這裡有兩個pytorch裡的函式已經幫助我們實現了功能,分別是max_pool2d,max_unpool2d。

torch.nn.functional.max_pool2d(input, kernel_size, stride=None, padding=0, dilation=1, ceil_mode=False, return_indices=False)

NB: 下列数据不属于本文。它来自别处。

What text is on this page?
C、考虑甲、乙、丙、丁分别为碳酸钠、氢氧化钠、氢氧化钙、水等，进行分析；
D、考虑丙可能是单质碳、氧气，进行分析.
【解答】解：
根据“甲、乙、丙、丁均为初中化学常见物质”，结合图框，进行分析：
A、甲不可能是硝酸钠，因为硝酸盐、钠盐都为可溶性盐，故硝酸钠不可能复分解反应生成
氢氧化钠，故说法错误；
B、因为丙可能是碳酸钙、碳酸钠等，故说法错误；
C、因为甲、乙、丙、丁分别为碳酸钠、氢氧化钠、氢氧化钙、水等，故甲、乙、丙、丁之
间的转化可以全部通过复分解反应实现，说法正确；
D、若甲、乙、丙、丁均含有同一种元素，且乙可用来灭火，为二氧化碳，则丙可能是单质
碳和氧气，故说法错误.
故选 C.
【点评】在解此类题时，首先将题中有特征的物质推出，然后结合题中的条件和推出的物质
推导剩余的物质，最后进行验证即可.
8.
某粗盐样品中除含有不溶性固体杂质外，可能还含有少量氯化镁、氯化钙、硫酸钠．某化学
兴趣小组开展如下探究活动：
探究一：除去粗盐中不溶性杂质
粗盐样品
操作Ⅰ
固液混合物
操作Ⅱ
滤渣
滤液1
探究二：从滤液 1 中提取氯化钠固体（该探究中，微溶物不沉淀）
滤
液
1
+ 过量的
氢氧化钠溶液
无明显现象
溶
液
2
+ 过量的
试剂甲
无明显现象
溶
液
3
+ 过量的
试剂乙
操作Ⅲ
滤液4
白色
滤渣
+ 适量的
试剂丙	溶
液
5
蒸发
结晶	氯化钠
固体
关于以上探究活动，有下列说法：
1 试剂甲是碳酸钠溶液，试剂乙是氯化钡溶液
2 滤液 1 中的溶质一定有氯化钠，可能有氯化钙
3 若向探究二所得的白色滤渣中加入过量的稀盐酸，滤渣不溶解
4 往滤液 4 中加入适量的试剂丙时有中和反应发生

torch.nn.functional.max_unpool2d(input, indices, kernel_size, stride=None, padding=0, output_size=None)

引數:
- input – 輸入的張量 (minibatch x in_channels x iH x iW)
- kernel_size – 池化區域的大小,可以是單個數字或者元組 (kh x kw)
- stride – 池化操作的步長,可以是單個數字或者元組 (sh x sw)。預設等於核的大小
- padding – 在輸入上隱式的零填充,可以是單個數字或者一個元組 (padh x padw),預設: 0
- ceil_mode – 定義空間輸出形狀的操作
- count_include_pad – 除以原始非填充影象內的元素數量或kh * kw

-return_indices – 返回索引

若返回索引設定為True,max_pool2d就會返回輸出和索引值,這個索引值就能被max_unpool2d所設定為indices。

就如下面那樣:

        x5p, id5 = F.max_pool2d(x53,kernel_size=2, stride=2,return_indices=True)

        x5d = F.max_unpool2d(x5p, id5, kernel_size=2, stride=2)

最後奉上完整程式碼。

import torch
import torch.nn as nn
import torch.nn.functional as F
from collections import OrderedDict


class SegNet(nn.Module):
    def __init__(self,input_nbr,label_nbr):
        super(SegNet, self).__init__()

        batchNorm_momentum = 0.1

        self.conv11 = nn.Conv2d(input_nbr, 64, kernel_size=3, padding=1)
        self.bn11 = nn.BatchNorm2d(64, momentum= batchNorm_momentum)
        self.conv12 = nn.Conv2d(64, 64, kernel_size=3, padding=1)
        self.bn12 = nn.BatchNorm2d(64, momentum= batchNorm_momentum)

        self.conv21 = nn.Conv2d(64, 128, kernel_size=3, padding=1)
        self.bn21 = nn.BatchNorm2d(128, momentum= batchNorm_momentum)
        self.conv22 = nn.Conv2d(128, 128, kernel_size=3, padding=1)
        self.bn22 = nn.BatchNorm2d(128, momentum= batchNorm_momentum)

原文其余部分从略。